By Jason Lohrey, Founder and CEO of data management company Arcitecta
Insider Threats & Multifactor Authentication
Individuals within an organization who exploit their access for malicious purposes or unwittingly cause security breaches due to human error are a significant security challenge. Many organizations use multifactor authentication (MFA) to prevent insider threats, but MFA alone is not sufficient. What’s needed is a second mechanism, or authorization, beyond authentication to provide a stronger line of defense. Multifactor authentication and authorization (MFA&A) confirms individual identity during authentication (when seeking initial access) and grants authorization or approval when attempting to perform sensitive data operations to prevent unauthorized access, modification, and deletion.
In combination, multifactor authentication and authorization create a critical measure that provides much stronger security, increases control over system access, and reduces the risk of data breaches. It also ensures compliance with industry regulations and is a cost-effective solution for data security. By implementing MFA&A, organizations can protect their sensitive data and ensure the integrity of their file systems.
Insider Threats & Zero Trust
The notion of zero trust came about through the critical realization that traditional security models operate on the outdated assumption that everything inside an organization’s network should be implicitly trusted. Recognizing that insider threats can be the most damaging, organizations should adopt a zero-trust approach to protect them from both insider and outsider actors.
Such an approach should include at least three components:
- Provide multifactor authentication and authorization in the data path.
- Perform continuous verification as a core principle that involves constantly evaluating and authorizing every access request based on real-time factors such as user identity, device security posture, and contextual information.
- Provide the ability to create multiple roles, such as implementing least privilege and creating separate admin accounts.
Cybersecurity Threats & a New Focus on Recovery
IT leaders are shifting their focus from backup to recovery as organizations need complete and immediate data recovery with no downtime or, at most, only milliseconds of downtime to prevent criminals from holding a business and its data hostage for days, weeks, or more. New approaches such as continuous data availability represent game-changing levels of protection that actively record every significant change in real-time for every file so a user can go back to any point in time to retrieve data – quickly and without the assistance of IT. Organizations will increasingly leverage continuous data availability technology to protect data from loss and cyber threats.
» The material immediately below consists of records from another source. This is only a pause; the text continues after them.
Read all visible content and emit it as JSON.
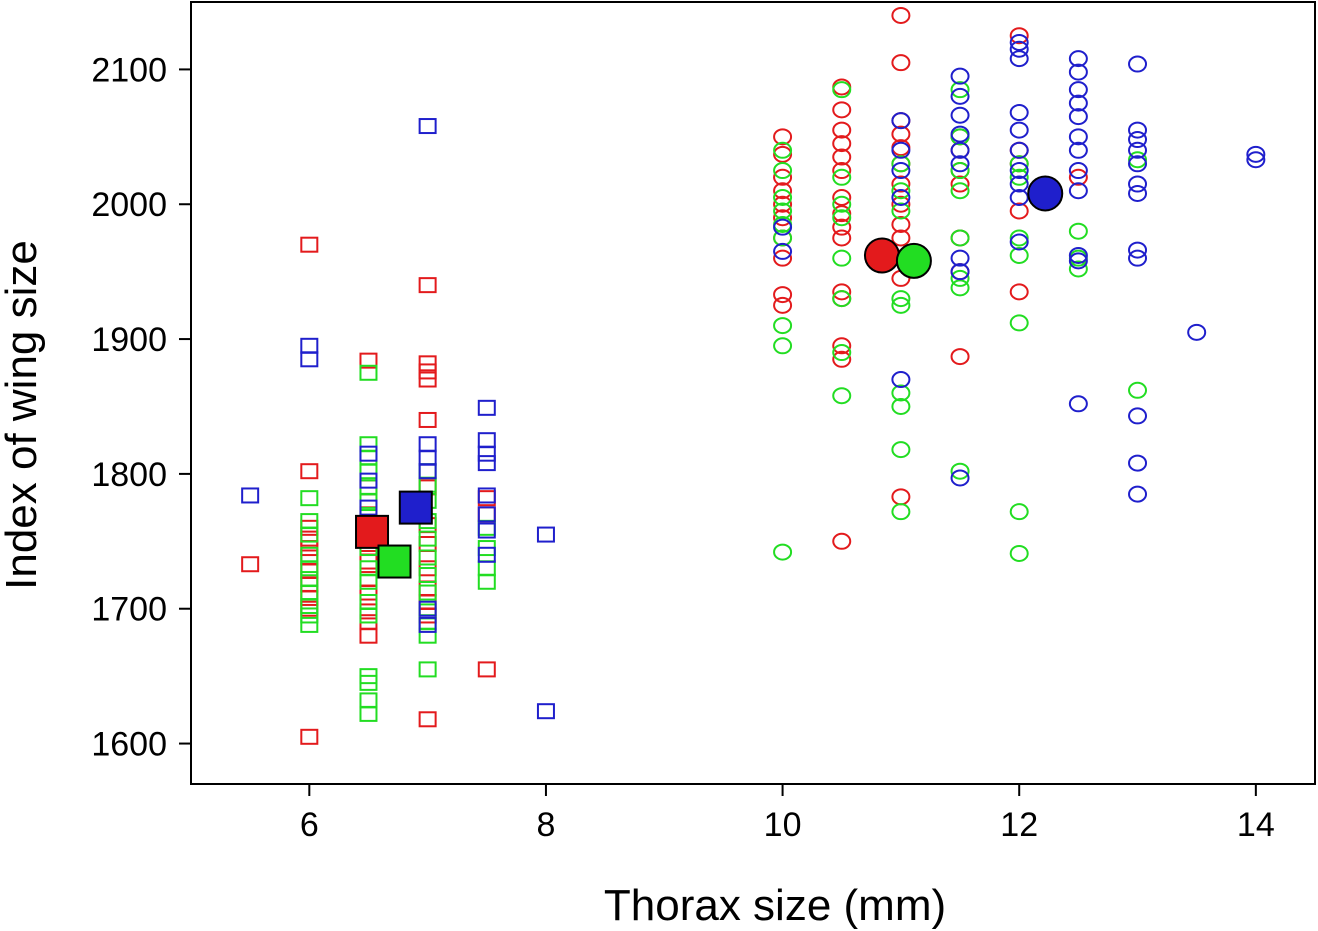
{
  "chart_data": {
    "type": "scatter",
    "title": "",
    "xlabel": "Thorax size (mm)",
    "ylabel": "Index of wing size",
    "xlim": [
      5.0,
      14.5
    ],
    "ylim": [
      1570,
      2150
    ],
    "xticks": [
      6,
      8,
      10,
      12,
      14
    ],
    "yticks": [
      1600,
      1700,
      1800,
      1900,
      2000,
      2100
    ],
    "grid": false,
    "legend": "none",
    "colors": {
      "red": "#e31a1c",
      "green": "#22dd22",
      "blue": "#1f1fcc"
    },
    "groups": [
      {
        "marker": "square",
        "color": "red",
        "points": [
          [
            5.5,
            1733
          ],
          [
            6.0,
            1970
          ],
          [
            6.0,
            1802
          ],
          [
            6.0,
            1760
          ],
          [
            6.0,
            1752
          ],
          [
            6.0,
            1745
          ],
          [
            6.0,
            1738
          ],
          [
            6.0,
            1728
          ],
          [
            6.0,
            1718
          ],
          [
            6.0,
            1708
          ],
          [
            6.0,
            1700
          ],
          [
            6.0,
            1605
          ],
          [
            6.5,
            1884
          ],
          [
            6.5,
            1790
          ],
          [
            6.5,
            1770
          ],
          [
            6.5,
            1748
          ],
          [
            6.5,
            1735
          ],
          [
            6.5,
            1722
          ],
          [
            6.5,
            1712
          ],
          [
            6.5,
            1698
          ],
          [
            6.5,
            1690
          ],
          [
            6.5,
            1680
          ],
          [
            7.0,
            1940
          ],
          [
            7.0,
            1882
          ],
          [
            7.0,
            1876
          ],
          [
            7.0,
            1870
          ],
          [
            7.0,
            1840
          ],
          [
            7.0,
            1790
          ],
          [
            7.0,
            1762
          ],
          [
            7.0,
            1748
          ],
          [
            7.0,
            1730
          ],
          [
            7.0,
            1715
          ],
          [
            7.0,
            1705
          ],
          [
            7.0,
            1695
          ],
          [
            7.0,
            1618
          ],
          [
            7.5,
            1782
          ],
          [
            7.5,
            1770
          ],
          [
            7.5,
            1655
          ]
        ]
      },
      {
        "marker": "square",
        "color": "green",
        "points": [
          [
            6.0,
            1782
          ],
          [
            6.0,
            1765
          ],
          [
            6.0,
            1755
          ],
          [
            6.0,
            1740
          ],
          [
            6.0,
            1730
          ],
          [
            6.0,
            1722
          ],
          [
            6.0,
            1712
          ],
          [
            6.0,
            1702
          ],
          [
            6.0,
            1695
          ],
          [
            6.0,
            1688
          ],
          [
            6.5,
            1875
          ],
          [
            6.5,
            1822
          ],
          [
            6.5,
            1812
          ],
          [
            6.5,
            1802
          ],
          [
            6.5,
            1790
          ],
          [
            6.5,
            1780
          ],
          [
            6.5,
            1768
          ],
          [
            6.5,
            1755
          ],
          [
            6.5,
            1745
          ],
          [
            6.5,
            1730
          ],
          [
            6.5,
            1720
          ],
          [
            6.5,
            1705
          ],
          [
            6.5,
            1695
          ],
          [
            6.5,
            1650
          ],
          [
            6.5,
            1645
          ],
          [
            6.5,
            1632
          ],
          [
            6.5,
            1622
          ],
          [
            7.0,
            1802
          ],
          [
            7.0,
            1792
          ],
          [
            7.0,
            1780
          ],
          [
            7.0,
            1765
          ],
          [
            7.0,
            1752
          ],
          [
            7.0,
            1738
          ],
          [
            7.0,
            1725
          ],
          [
            7.0,
            1712
          ],
          [
            7.0,
            1698
          ],
          [
            7.0,
            1690
          ],
          [
            7.0,
            1680
          ],
          [
            7.0,
            1655
          ],
          [
            7.5,
            1760
          ],
          [
            7.5,
            1745
          ],
          [
            7.5,
            1730
          ],
          [
            7.5,
            1720
          ]
        ]
      },
      {
        "marker": "square",
        "color": "blue",
        "points": [
          [
            5.5,
            1784
          ],
          [
            6.0,
            1895
          ],
          [
            6.0,
            1885
          ],
          [
            6.5,
            1815
          ],
          [
            6.5,
            1795
          ],
          [
            6.5,
            1775
          ],
          [
            6.5,
            1760
          ],
          [
            7.0,
            2058
          ],
          [
            7.0,
            1822
          ],
          [
            7.0,
            1812
          ],
          [
            7.0,
            1802
          ],
          [
            7.0,
            1700
          ],
          [
            7.0,
            1688
          ],
          [
            7.5,
            1849
          ],
          [
            7.5,
            1825
          ],
          [
            7.5,
            1815
          ],
          [
            7.5,
            1808
          ],
          [
            7.5,
            1784
          ],
          [
            7.5,
            1770
          ],
          [
            7.5,
            1758
          ],
          [
            7.5,
            1740
          ],
          [
            8.0,
            1755
          ],
          [
            8.0,
            1624
          ]
        ]
      },
      {
        "marker": "circle",
        "color": "red",
        "points": [
          [
            10.0,
            2050
          ],
          [
            10.0,
            2037
          ],
          [
            10.0,
            2020
          ],
          [
            10.0,
            2010
          ],
          [
            10.0,
            2000
          ],
          [
            10.0,
            1990
          ],
          [
            10.0,
            1975
          ],
          [
            10.0,
            1960
          ],
          [
            10.0,
            1933
          ],
          [
            10.0,
            1925
          ],
          [
            10.5,
            2087
          ],
          [
            10.5,
            2070
          ],
          [
            10.5,
            2055
          ],
          [
            10.5,
            2045
          ],
          [
            10.5,
            2035
          ],
          [
            10.5,
            2025
          ],
          [
            10.5,
            2005
          ],
          [
            10.5,
            1993
          ],
          [
            10.5,
            1983
          ],
          [
            10.5,
            1975
          ],
          [
            10.5,
            1935
          ],
          [
            10.5,
            1930
          ],
          [
            10.5,
            1895
          ],
          [
            10.5,
            1885
          ],
          [
            10.5,
            1750
          ],
          [
            11.0,
            2140
          ],
          [
            11.0,
            2105
          ],
          [
            11.0,
            2062
          ],
          [
            11.0,
            2052
          ],
          [
            11.0,
            2042
          ],
          [
            11.0,
            2030
          ],
          [
            11.0,
            2015
          ],
          [
            11.0,
            2000
          ],
          [
            11.0,
            1985
          ],
          [
            11.0,
            1975
          ],
          [
            11.0,
            1960
          ],
          [
            11.0,
            1945
          ],
          [
            11.0,
            1783
          ],
          [
            11.5,
            2050
          ],
          [
            11.5,
            2040
          ],
          [
            11.5,
            2025
          ],
          [
            11.5,
            2015
          ],
          [
            11.5,
            1975
          ],
          [
            11.5,
            1950
          ],
          [
            11.5,
            1887
          ],
          [
            12.0,
            2125
          ],
          [
            12.0,
            2040
          ],
          [
            12.0,
            2030
          ],
          [
            12.0,
            1995
          ],
          [
            12.0,
            1935
          ],
          [
            12.5,
            2020
          ]
        ]
      },
      {
        "marker": "circle",
        "color": "green",
        "points": [
          [
            10.0,
            2040
          ],
          [
            10.0,
            2025
          ],
          [
            10.0,
            2005
          ],
          [
            10.0,
            1995
          ],
          [
            10.0,
            1985
          ],
          [
            10.0,
            1975
          ],
          [
            10.0,
            1910
          ],
          [
            10.0,
            1895
          ],
          [
            10.0,
            1742
          ],
          [
            10.5,
            2085
          ],
          [
            10.5,
            2020
          ],
          [
            10.5,
            2000
          ],
          [
            10.5,
            1990
          ],
          [
            10.5,
            1960
          ],
          [
            10.5,
            1930
          ],
          [
            10.5,
            1890
          ],
          [
            10.5,
            1858
          ],
          [
            11.0,
            2030
          ],
          [
            11.0,
            2010
          ],
          [
            11.0,
            1995
          ],
          [
            11.0,
            1930
          ],
          [
            11.0,
            1925
          ],
          [
            11.0,
            1860
          ],
          [
            11.0,
            1850
          ],
          [
            11.0,
            1818
          ],
          [
            11.0,
            1772
          ],
          [
            11.5,
            2085
          ],
          [
            11.5,
            2050
          ],
          [
            11.5,
            2025
          ],
          [
            11.5,
            2010
          ],
          [
            11.5,
            1975
          ],
          [
            11.5,
            1945
          ],
          [
            11.5,
            1938
          ],
          [
            11.5,
            1802
          ],
          [
            12.0,
            2030
          ],
          [
            12.0,
            2020
          ],
          [
            12.0,
            1975
          ],
          [
            12.0,
            1962
          ],
          [
            12.0,
            1912
          ],
          [
            12.0,
            1772
          ],
          [
            12.0,
            1741
          ],
          [
            12.5,
            1980
          ],
          [
            12.5,
            1960
          ],
          [
            12.5,
            1952
          ],
          [
            13.0,
            2033
          ],
          [
            13.0,
            1862
          ]
        ]
      },
      {
        "marker": "circle",
        "color": "blue",
        "points": [
          [
            10.0,
            1983
          ],
          [
            10.0,
            1965
          ],
          [
            11.0,
            2062
          ],
          [
            11.0,
            2040
          ],
          [
            11.0,
            2025
          ],
          [
            11.0,
            2005
          ],
          [
            11.0,
            1870
          ],
          [
            11.5,
            2095
          ],
          [
            11.5,
            2080
          ],
          [
            11.5,
            2066
          ],
          [
            11.5,
            2052
          ],
          [
            11.5,
            2040
          ],
          [
            11.5,
            2030
          ],
          [
            11.5,
            1960
          ],
          [
            11.5,
            1950
          ],
          [
            11.5,
            1797
          ],
          [
            12.0,
            2120
          ],
          [
            12.0,
            2115
          ],
          [
            12.0,
            2108
          ],
          [
            12.0,
            2068
          ],
          [
            12.0,
            2055
          ],
          [
            12.0,
            2040
          ],
          [
            12.0,
            2025
          ],
          [
            12.0,
            2015
          ],
          [
            12.0,
            2005
          ],
          [
            12.0,
            1972
          ],
          [
            12.5,
            2108
          ],
          [
            12.5,
            2098
          ],
          [
            12.5,
            2085
          ],
          [
            12.5,
            2075
          ],
          [
            12.5,
            2065
          ],
          [
            12.5,
            2050
          ],
          [
            12.5,
            2040
          ],
          [
            12.5,
            2025
          ],
          [
            12.5,
            2010
          ],
          [
            12.5,
            1962
          ],
          [
            12.5,
            1958
          ],
          [
            12.5,
            1852
          ],
          [
            13.0,
            2104
          ],
          [
            13.0,
            2055
          ],
          [
            13.0,
            2048
          ],
          [
            13.0,
            2040
          ],
          [
            13.0,
            2030
          ],
          [
            13.0,
            2015
          ],
          [
            13.0,
            2008
          ],
          [
            13.0,
            1966
          ],
          [
            13.0,
            1960
          ],
          [
            13.0,
            1843
          ],
          [
            13.0,
            1808
          ],
          [
            13.0,
            1785
          ],
          [
            13.5,
            1905
          ],
          [
            14.0,
            2037
          ],
          [
            14.0,
            2033
          ]
        ]
      }
    ],
    "means": [
      {
        "marker": "square",
        "color": "red",
        "x": 6.53,
        "y": 1757
      },
      {
        "marker": "square",
        "color": "green",
        "x": 6.72,
        "y": 1735
      },
      {
        "marker": "square",
        "color": "blue",
        "x": 6.9,
        "y": 1775
      },
      {
        "marker": "circle",
        "color": "red",
        "x": 10.84,
        "y": 1962
      },
      {
        "marker": "circle",
        "color": "green",
        "x": 11.11,
        "y": 1958
      },
      {
        "marker": "circle",
        "color": "blue",
        "x": 12.22,
        "y": 2008
      }
    ]
  }
}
Cybersecurity Threats & Data Resiliency
As data environments reach hundreds of petabytes and hundreds of billions of files, protecting data will become an increasingly difficult and complex challenge. Organizations need their data to be resilient and continuously available, with the ability to spring back seamlessly to reduce the risk of critical data loss and the impact of downtime, outages, data breaches, and natural disasters. Achieving data resilience at scale requires a radical new model and one that revolutionizes today’s broken backup paradigm. Traditional backup is independent of the file system, but a better approach is to merge the file system and backup as one entity. In this way, every change in the file system can be recorded as it happens, making it seamless to retrieve lost or deleted data, regardless of when it existed and across the entire time continuum.